# This is perl 5, version 22, subversion 1 (v5.22.1) # built for x86_64-linux-gnu-thread-multi
use File::stat;
my $wchar = chr 0;
my $unicode = sprintf 'U+%06X', ord $wchar;
my $file = './'.$wchar;
my $sb = stat($file);
if($sb){
printf "File is %s, size is %s, perm %04o, mtime %s\n",
$file, $sb->size, $sb->mode & 07777,
scalar localtime $sb->mtime;
printf "unicode is $unicode\n",
}
----- Gives me.. ----
File is ./^@, size is 4096, perm 0775, mtime Mon Aug 14 20:34:21 2017
unicode is U+000000
I'm a bit baffled. Any suggestions why this happen. Is it a feature or bug?
stat
passes the string to the OS untouched. The OS expects a NUL-terminated string, so it sees ./
when you pass ./␀
.
Before 5.20, this used to be the case for open
as well.
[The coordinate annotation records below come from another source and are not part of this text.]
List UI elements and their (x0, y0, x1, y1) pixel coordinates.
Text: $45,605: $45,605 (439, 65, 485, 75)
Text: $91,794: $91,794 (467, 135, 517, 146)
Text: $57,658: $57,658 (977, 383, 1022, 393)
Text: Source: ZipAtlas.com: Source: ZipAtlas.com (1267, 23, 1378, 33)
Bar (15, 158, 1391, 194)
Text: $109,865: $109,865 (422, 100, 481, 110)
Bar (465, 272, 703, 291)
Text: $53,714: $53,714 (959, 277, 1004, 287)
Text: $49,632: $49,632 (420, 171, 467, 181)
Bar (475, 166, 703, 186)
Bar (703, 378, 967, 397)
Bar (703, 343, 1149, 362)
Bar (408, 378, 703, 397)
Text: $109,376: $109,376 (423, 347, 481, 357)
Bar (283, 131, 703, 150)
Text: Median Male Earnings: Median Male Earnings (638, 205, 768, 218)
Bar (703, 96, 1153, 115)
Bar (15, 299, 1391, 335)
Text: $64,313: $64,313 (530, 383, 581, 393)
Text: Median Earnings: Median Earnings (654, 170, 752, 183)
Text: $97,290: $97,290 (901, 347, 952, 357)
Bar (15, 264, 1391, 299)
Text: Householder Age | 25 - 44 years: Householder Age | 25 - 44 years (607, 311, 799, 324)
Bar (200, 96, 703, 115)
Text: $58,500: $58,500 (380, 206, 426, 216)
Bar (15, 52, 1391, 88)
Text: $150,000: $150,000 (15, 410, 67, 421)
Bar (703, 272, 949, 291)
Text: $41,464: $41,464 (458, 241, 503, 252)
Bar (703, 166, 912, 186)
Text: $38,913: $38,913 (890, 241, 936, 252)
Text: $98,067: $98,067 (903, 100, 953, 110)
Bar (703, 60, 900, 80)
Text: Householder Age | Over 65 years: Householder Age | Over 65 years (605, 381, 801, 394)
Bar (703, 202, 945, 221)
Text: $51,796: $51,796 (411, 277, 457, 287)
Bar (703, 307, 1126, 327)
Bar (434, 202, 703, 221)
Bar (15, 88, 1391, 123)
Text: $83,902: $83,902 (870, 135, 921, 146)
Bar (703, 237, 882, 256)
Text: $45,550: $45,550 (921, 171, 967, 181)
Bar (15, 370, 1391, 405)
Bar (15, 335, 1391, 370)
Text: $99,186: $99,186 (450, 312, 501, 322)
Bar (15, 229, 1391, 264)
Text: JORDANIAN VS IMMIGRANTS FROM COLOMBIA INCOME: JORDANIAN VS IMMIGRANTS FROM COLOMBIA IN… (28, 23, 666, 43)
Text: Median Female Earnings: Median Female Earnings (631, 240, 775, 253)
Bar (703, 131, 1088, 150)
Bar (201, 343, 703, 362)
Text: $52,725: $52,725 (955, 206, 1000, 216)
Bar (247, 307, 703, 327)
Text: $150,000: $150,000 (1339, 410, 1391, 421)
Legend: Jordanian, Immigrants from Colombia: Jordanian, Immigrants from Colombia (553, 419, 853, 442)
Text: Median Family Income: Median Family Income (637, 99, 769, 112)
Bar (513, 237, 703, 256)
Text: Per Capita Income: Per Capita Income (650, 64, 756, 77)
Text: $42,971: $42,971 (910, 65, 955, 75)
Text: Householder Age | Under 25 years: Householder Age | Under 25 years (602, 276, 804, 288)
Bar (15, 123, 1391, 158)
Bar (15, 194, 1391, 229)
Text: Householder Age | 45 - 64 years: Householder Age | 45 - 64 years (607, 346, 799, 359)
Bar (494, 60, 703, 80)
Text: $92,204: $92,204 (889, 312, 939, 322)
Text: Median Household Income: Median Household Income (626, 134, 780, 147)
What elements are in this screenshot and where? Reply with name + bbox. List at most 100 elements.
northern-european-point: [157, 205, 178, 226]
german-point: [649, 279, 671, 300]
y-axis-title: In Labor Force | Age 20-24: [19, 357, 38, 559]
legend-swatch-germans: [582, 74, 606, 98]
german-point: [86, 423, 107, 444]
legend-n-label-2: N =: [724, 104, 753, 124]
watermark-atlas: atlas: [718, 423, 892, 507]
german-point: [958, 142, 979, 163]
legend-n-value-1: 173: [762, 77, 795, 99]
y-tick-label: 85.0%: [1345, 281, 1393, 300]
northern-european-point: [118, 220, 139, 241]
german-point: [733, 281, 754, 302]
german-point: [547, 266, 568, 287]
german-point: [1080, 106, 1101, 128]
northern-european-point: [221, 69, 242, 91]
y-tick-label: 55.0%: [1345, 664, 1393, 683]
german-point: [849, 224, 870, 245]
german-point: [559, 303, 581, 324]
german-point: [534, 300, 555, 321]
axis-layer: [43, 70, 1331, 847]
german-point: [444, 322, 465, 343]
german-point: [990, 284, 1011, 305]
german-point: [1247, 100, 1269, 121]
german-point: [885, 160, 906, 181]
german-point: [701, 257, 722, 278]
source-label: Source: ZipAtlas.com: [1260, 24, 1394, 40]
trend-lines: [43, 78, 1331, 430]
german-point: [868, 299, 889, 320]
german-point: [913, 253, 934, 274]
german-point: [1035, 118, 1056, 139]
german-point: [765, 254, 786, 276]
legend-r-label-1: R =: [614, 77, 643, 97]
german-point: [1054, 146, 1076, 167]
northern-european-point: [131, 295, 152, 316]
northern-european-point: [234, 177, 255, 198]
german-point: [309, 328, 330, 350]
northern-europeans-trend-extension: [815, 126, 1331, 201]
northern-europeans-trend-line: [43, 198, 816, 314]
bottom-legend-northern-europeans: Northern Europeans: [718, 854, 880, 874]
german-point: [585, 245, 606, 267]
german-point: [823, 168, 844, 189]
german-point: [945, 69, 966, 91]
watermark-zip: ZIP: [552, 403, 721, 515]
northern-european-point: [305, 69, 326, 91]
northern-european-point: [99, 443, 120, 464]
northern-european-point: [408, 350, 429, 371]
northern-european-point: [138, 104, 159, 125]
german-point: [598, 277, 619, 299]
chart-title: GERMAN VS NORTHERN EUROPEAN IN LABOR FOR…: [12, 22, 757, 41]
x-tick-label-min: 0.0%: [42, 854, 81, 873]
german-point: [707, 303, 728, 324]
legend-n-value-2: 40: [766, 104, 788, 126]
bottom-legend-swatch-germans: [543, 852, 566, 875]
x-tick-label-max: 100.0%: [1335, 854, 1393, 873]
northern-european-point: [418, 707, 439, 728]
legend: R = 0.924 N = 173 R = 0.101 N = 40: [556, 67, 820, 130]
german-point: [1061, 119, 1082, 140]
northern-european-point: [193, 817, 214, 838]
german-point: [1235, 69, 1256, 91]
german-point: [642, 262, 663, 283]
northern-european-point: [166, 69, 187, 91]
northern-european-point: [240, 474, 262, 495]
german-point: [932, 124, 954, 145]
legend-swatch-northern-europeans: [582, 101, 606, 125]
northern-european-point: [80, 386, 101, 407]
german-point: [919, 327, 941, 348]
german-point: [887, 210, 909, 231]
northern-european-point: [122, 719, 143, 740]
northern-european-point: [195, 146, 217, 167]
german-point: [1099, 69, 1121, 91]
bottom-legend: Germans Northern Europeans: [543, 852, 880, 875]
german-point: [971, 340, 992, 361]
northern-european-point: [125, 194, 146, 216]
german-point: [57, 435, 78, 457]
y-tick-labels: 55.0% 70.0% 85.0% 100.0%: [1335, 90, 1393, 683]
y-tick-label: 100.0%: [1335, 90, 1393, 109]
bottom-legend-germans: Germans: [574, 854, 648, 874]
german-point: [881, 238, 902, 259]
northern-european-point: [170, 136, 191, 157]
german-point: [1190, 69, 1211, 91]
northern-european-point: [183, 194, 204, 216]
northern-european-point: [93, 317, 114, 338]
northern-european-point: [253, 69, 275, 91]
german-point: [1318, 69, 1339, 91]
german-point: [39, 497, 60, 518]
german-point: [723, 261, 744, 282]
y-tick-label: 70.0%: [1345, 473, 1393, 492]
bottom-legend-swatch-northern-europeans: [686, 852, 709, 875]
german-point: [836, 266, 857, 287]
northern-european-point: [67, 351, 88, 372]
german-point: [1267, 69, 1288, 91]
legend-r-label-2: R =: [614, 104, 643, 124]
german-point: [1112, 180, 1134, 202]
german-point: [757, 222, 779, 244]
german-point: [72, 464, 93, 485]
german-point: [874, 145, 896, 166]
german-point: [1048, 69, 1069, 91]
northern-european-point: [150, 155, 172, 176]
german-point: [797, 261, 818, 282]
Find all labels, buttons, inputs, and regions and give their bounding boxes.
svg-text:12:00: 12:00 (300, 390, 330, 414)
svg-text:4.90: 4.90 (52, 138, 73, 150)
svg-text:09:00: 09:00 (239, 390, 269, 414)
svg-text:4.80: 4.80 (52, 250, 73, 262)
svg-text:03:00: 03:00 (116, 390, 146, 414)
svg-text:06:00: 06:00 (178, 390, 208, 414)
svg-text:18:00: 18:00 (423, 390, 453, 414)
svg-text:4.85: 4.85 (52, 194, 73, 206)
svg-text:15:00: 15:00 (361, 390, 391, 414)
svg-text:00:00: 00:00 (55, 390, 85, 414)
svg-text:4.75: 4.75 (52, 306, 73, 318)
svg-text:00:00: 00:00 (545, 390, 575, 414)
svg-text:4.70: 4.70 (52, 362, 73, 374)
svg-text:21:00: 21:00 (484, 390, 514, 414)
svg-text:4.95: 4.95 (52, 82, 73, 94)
It now returns error ENOENT
instead.
$ perlbrew use 5.20.0t
$ ls -1
$ perl -e'open my $fh, ">", "abc\0def" or die $!;'
No such file or directory at -e line 1.
$ perlbrew use 5.18.2t
$ ls -1
$ perl -e'open my $fh, ">", "abc\0def" or die $!;'
$ ls -1
abc
I consider this lack of consistency a bug.